This blog is intended to go along with Population: An Introduction to Concepts and Issues, by John R. Weeks, published by Cengage Learning. The latest edition is the 13th (it will be out in January 2020), but this blog is meant to complement any edition of the book by showing the way in which demographic issues are regularly in the news.

You can download an iPhone app for the 13th edition from the App Store (search for Weeks Population).

If you are a user of my textbook and would like to suggest a blog post idea, please email me at: john.weeks@sdsu.edu

Wednesday, February 2, 2011

A Quiet End to World Population Conferences

Quietly and under the radar screen just before Christmas in 2010, the United Nations General Assembly seemed to pull the plug on any vestige of hope that there would be another world population conference any time soon.
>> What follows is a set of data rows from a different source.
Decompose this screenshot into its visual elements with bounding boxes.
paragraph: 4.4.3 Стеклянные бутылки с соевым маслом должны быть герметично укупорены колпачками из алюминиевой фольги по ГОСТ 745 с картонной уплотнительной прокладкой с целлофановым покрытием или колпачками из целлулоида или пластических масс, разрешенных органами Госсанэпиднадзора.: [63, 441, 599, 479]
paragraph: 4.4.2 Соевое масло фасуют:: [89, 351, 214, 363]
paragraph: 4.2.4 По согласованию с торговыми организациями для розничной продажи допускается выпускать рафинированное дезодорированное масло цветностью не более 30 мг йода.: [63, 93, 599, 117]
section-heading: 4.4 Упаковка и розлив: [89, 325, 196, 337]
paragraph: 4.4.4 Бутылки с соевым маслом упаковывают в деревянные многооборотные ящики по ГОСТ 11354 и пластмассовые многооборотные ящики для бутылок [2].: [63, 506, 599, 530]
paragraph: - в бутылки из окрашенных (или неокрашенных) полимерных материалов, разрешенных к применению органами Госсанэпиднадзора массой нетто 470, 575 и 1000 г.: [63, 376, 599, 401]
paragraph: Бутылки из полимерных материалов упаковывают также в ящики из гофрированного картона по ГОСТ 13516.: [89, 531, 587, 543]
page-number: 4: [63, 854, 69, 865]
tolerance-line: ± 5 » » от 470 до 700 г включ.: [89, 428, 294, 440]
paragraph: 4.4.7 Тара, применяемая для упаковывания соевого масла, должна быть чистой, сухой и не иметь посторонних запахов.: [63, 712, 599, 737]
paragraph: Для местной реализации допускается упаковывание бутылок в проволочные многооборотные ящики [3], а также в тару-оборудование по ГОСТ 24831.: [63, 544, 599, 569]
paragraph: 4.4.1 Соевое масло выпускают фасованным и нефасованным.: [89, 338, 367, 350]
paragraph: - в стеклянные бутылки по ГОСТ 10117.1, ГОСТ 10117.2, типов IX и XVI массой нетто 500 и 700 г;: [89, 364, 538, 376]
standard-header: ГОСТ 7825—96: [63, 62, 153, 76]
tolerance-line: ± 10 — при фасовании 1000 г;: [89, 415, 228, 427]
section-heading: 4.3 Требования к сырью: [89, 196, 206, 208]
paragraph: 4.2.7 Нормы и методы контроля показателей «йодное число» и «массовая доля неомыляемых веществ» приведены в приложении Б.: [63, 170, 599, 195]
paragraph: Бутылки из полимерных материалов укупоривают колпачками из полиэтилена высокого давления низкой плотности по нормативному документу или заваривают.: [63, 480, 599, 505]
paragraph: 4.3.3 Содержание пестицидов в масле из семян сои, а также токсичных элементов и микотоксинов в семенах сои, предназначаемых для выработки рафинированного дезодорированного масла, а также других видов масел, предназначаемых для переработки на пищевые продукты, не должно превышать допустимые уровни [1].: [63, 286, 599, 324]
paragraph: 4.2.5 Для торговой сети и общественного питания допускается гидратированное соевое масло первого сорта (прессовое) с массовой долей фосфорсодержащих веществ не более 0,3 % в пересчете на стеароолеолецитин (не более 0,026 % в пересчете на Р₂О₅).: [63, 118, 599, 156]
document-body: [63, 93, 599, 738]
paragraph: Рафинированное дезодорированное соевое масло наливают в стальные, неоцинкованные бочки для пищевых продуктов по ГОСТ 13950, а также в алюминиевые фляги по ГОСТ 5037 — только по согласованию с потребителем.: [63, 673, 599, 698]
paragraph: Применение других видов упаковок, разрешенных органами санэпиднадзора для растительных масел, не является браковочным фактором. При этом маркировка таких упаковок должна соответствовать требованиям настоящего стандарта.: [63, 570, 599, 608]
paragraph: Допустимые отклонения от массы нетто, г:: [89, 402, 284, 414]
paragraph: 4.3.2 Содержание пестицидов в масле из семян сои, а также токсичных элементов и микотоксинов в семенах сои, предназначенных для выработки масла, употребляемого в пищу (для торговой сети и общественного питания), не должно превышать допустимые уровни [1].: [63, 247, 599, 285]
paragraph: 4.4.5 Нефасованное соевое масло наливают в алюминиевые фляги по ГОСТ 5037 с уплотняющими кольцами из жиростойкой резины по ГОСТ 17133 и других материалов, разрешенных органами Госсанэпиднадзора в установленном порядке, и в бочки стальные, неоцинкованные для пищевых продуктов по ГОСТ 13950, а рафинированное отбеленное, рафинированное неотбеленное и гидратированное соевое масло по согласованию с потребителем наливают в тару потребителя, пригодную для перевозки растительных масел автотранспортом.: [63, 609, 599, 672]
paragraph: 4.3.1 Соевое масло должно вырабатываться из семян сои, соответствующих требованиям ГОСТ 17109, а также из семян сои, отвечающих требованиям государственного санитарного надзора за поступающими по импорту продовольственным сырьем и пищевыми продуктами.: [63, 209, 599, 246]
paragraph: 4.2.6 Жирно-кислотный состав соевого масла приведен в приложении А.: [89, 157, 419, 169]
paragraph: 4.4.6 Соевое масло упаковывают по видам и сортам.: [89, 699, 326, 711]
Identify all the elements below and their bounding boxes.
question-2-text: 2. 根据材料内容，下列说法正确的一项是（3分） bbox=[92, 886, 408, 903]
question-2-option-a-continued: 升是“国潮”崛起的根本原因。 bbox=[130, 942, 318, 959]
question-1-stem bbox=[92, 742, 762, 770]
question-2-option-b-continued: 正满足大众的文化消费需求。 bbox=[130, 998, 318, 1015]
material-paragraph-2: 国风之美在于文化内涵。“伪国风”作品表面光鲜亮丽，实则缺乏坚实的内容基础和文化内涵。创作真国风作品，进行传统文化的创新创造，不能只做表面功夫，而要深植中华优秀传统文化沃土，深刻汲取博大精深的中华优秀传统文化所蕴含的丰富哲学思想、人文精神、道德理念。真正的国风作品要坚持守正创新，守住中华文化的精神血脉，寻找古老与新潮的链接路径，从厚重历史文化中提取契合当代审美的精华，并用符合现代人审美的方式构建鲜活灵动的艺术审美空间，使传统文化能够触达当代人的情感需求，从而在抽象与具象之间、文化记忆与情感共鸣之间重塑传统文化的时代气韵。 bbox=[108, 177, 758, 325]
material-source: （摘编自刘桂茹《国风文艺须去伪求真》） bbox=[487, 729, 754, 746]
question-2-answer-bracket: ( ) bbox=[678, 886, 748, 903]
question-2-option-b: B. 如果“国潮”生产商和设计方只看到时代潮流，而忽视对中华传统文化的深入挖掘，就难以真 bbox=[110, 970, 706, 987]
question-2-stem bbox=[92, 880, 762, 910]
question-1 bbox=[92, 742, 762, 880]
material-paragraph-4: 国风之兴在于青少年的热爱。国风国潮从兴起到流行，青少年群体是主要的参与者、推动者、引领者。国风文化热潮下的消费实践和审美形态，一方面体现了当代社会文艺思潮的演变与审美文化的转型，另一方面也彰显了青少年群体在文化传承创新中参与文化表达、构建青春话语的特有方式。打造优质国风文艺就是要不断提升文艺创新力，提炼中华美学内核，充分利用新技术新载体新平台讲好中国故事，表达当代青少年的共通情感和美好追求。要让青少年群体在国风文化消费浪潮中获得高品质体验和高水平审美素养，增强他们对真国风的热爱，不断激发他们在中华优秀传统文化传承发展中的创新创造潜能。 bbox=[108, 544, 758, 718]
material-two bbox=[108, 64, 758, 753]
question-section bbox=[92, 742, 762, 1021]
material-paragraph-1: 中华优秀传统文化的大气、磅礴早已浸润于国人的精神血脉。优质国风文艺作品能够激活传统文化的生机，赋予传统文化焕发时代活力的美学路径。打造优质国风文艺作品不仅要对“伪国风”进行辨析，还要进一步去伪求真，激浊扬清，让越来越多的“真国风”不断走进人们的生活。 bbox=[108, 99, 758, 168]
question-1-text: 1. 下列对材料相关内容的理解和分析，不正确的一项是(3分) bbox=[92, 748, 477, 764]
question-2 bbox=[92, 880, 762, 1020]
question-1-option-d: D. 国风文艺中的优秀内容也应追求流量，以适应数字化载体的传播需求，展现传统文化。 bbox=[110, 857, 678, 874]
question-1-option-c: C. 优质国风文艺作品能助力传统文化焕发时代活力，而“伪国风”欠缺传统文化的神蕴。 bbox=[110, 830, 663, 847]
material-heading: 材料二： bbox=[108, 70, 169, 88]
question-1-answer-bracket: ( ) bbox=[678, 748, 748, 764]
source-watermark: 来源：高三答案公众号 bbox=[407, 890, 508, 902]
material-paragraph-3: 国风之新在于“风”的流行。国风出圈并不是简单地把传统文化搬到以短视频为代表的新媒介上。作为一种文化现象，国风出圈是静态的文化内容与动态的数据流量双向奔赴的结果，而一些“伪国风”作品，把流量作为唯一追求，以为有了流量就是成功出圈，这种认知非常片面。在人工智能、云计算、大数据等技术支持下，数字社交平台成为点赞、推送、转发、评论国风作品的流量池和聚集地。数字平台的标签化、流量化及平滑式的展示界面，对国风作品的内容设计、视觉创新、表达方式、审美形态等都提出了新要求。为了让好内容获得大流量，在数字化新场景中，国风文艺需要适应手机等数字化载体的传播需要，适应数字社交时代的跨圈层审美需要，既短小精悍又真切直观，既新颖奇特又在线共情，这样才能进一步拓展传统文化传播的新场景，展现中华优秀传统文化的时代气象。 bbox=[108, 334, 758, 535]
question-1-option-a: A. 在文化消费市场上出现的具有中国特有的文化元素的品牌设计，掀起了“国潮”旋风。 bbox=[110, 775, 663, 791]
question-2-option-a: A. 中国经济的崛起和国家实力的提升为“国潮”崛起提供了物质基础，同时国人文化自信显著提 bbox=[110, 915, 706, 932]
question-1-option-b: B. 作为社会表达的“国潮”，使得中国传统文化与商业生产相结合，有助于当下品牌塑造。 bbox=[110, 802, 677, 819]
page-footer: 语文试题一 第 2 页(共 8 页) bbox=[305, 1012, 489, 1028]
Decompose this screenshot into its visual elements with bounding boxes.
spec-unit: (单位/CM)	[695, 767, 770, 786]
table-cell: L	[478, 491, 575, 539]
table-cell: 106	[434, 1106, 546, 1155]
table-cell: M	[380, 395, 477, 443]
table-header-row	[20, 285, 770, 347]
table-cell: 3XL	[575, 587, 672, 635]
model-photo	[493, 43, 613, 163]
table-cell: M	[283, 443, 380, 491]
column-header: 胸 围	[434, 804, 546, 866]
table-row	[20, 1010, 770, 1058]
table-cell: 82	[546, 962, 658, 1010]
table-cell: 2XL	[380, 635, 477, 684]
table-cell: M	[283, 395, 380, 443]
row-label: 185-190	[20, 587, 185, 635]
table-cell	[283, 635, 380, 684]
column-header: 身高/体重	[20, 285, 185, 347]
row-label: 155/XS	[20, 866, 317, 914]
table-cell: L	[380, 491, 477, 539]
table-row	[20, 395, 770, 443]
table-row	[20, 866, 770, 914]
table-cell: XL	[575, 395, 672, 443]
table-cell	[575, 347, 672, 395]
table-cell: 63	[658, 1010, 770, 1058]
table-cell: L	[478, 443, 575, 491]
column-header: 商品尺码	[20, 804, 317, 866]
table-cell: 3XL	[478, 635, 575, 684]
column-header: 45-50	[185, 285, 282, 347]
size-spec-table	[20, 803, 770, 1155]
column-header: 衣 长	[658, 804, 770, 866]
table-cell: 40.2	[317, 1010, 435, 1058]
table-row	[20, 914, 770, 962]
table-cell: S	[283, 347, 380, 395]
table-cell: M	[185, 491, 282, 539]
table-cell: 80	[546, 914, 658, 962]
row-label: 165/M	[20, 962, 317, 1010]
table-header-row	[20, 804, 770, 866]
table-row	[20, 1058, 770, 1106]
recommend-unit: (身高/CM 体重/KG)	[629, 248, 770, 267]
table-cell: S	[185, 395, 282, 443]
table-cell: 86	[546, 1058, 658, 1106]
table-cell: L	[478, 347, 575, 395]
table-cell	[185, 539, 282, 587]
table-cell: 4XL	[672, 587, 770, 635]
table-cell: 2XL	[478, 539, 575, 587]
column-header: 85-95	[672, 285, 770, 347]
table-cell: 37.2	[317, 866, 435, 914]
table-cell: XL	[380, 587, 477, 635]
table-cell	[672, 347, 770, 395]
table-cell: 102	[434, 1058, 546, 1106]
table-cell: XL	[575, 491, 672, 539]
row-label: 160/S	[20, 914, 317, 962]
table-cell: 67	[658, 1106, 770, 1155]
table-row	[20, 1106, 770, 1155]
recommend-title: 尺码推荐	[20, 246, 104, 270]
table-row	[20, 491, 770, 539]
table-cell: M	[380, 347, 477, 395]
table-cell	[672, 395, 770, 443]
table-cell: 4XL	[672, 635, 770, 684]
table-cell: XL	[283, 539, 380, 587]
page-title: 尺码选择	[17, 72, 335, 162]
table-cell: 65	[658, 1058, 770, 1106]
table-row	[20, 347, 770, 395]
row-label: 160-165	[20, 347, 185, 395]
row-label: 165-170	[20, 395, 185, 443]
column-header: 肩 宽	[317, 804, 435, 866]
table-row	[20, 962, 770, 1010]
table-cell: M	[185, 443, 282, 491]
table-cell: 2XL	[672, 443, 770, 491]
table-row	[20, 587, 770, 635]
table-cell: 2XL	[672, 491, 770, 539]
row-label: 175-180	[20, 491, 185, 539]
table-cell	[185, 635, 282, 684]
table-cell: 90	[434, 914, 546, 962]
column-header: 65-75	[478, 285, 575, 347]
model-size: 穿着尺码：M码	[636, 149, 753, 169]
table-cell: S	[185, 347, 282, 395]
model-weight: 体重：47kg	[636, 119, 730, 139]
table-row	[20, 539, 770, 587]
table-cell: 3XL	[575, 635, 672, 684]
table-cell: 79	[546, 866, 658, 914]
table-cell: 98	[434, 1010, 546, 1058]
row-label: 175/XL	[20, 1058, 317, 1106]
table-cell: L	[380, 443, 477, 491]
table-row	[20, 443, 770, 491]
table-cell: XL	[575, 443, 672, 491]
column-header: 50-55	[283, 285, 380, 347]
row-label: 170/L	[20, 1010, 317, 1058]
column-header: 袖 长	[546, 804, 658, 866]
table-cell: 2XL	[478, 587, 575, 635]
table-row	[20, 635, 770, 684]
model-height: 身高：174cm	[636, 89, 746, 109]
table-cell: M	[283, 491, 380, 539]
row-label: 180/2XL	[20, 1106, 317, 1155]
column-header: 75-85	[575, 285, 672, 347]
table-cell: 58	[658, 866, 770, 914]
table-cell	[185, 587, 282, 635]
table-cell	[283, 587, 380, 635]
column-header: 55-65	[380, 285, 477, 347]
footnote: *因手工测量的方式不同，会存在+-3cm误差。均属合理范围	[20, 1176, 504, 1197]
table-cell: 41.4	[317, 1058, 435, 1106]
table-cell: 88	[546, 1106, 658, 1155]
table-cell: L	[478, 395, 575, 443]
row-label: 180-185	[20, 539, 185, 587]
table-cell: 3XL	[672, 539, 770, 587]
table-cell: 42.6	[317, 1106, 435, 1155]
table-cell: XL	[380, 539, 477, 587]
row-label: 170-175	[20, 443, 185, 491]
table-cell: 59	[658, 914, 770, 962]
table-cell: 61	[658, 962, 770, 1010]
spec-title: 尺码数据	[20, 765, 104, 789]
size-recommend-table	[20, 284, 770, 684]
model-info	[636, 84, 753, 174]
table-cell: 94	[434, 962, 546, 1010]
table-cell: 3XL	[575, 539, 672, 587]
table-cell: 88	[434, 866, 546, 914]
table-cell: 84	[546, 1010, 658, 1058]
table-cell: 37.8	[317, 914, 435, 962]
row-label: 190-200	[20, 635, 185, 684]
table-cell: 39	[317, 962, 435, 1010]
I was first aware of this in an email sent out a few days ago by the UN Population Division, which noted that:

The United Nations General Assembly debated last month the follow-up to the International Conference on Population and Development (Cairo, 1994) beyond 2014. 
A resolution was adopted, acknowledging that many Governments may not meet all the goals and objectives of the Programme of Action by 2014, and extending the Programme of Action and the key actions for its further implementation beyond 2014. 
The General Assembly also decided to convene a special session in 2014 to assess the status of implementation of the Programme of Action and to renew political support for actions required for the full achievement of its goals and objectives; it also called for the Commission on Population and Development to convene an interactive discussion in 2014 on the assessment of the status of implementation of the Programme of Action.

The full resolution is available at the UN website and it is clear from the language that the Commission on Population and Development is charged with all responsibility for oversight of the programme of action. Of course, some of those items were incorporated into the Millennium Development Goals, so monitoring the MDGs also monitors progress on some of the population issues. Monitoring is important, though, because the population projections made by the UN Population Division and used by all of us depend upon a particular trajectory of events that have been set into motion at least in part by world action on population issues.